I would think so. Most switches have their own ground wire so a loose switch would arc if that were the case of a switch acting the ground. If it were connectors, it would be muli-problematic you'd think. So the only thing you changed were fresh cables with a break at the mount points bringing back a ground's integrity. I can only conclude the ground was the $1200 issue.

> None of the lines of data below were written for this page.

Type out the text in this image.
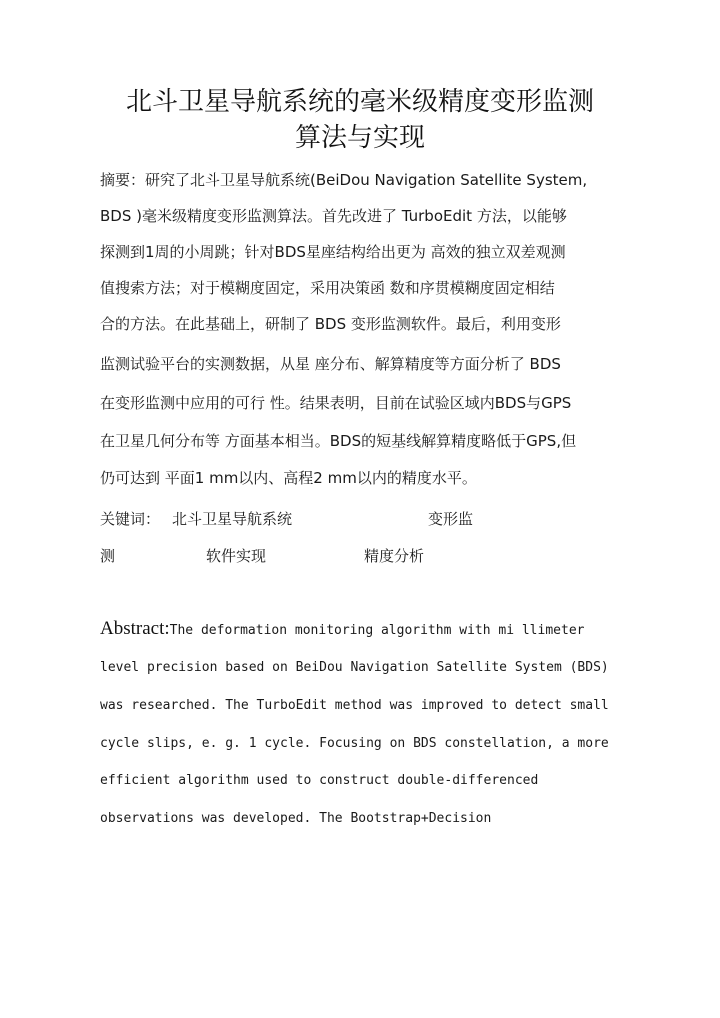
北斗卫星导航系统的毫米级精度变形监测
算法与实现
摘要：研究了北斗卫星导航系统(BeiDou Navigation Satellite System,
BDS )毫米级精度变形监测算法。首先改进了 TurboEdit 方法，以能够
探测到1周的小周跳；针对BDS星座结构给出更为 高效的独立双差观测
值搜索方法；对于模糊度固定，采用决策函 数和序贯模糊度固定相结
合的方法。在此基础上，研制了 BDS 变形监测软件。最后，利用变形
监测试验平台的实测数据，从星 座分布、解算精度等方面分析了 BDS
在变形监测中应用的可行 性。结果表明，目前在试验区域内BDS与GPS
在卫星几何分布等 方面基本相当。BDS的短基线解算精度略低于GPS,但
仍可达到 平面1 mm以内、高程2 mm以内的精度水平。
关键词： 北斗卫星导航系统	变形监
测	软件实现	精度分析
Abstract:The deformation monitoring algorithm with mi llimeter
level precision based on BeiDou Navigation Satellite System (BDS)
was researched. The TurboEdit method was improved to detect small
cycle slips, e. g. 1 cycle. Focusing on BDS constellation, a more
efficient algorithm used to construct double-differenced
observations was developed. The Bootstrap+Decision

Too bad the clucktussfuckers were not more knowledgeable chasing aged ground integrity. Sort of a basic step for me as far as frame vs ground at the battery. Same as is the first thing to check is the compression on an engine before you tune it. Saves lots of money and time chasing your tail.
 

toadstool

Active Member
Supporting Member
I would think so. Most switches have their own ground wire so a loose switch would arc if that were the case of a switch acting the ground. If it were connectors, it would be muli-problematic you'd think. So the only thing you changed were fresh cables with a break at the mount points bringing back a ground's integrity. I can only conclude the ground was the $1200 issue.

Too bad the clucktussfuckers were not more knowledgeable chasing aged ground integrity. Sort of a basic step for me as far as frame vs ground at the battery. Same as is the first thing to check is the compression on an engine before you tune it. Saves lots of money and time chasing your tail.
In their defense, I did have a rats nest of wires. I had a lojack tracking system with unauthorized bike movement detection installed when I got the bike so there were relays and wires from that. Then I had a nitrous oxide system installed so there were additional wiring harnesses and relays. It looked intimidating. I pulled all that shit and started fresh.
 

Sven

Well-Known Member
Not going to buy it. I'd look at the 3 variable first and could approach it 2 ways. Battery-Flow-Starter. Load test battery = Not it. Take a test light to the relay = Flow from bat to switch to relay and it lights so it's not it. Then bench test the starter with jumper cables and leave the battery and starter in the bike for the bench = Spins the bike over so this confirms push-(amps) out of the battery is good, the starter clears as well... is the load test shows good without pulling out the battery/starter. Variable 4 are the ground points and is the only thing left.

Therefore, if I wanted to flat rate the starting system checking the 3V's, I'd take the jumper cables and ground the bike's engine to frame times 3, and the 4th cable end is on the neg-batt post; start the bike with new cables via remote.

See cashier on the way out.

Signed,
Only your jumper cables knows for sure.
 

Blackie

Well-Known Member
Troop Supporter
Supporting Member
I would think so. Most switches have their own ground wire so a loose switch would arc if that were the case of a switch acting the ground. If it were connectors, it would be muli-problematic you'd think. So the only thing you changed were fresh cables with a break at the mount points bringing back a ground's integrity. I can only conclude the ground was the $1200 issue.

Too bad the clucktussfuckers were not more knowledgeable chasing aged ground integrity. Sort of a basic step for me as far as frame vs ground at the battery. Same as is the first thing to check is the compression on an engine before you tune it. Saves lots of money and time chasing your tail.
Clucktussfuckers....!! I love it. I thought us Texans had some funny sayings!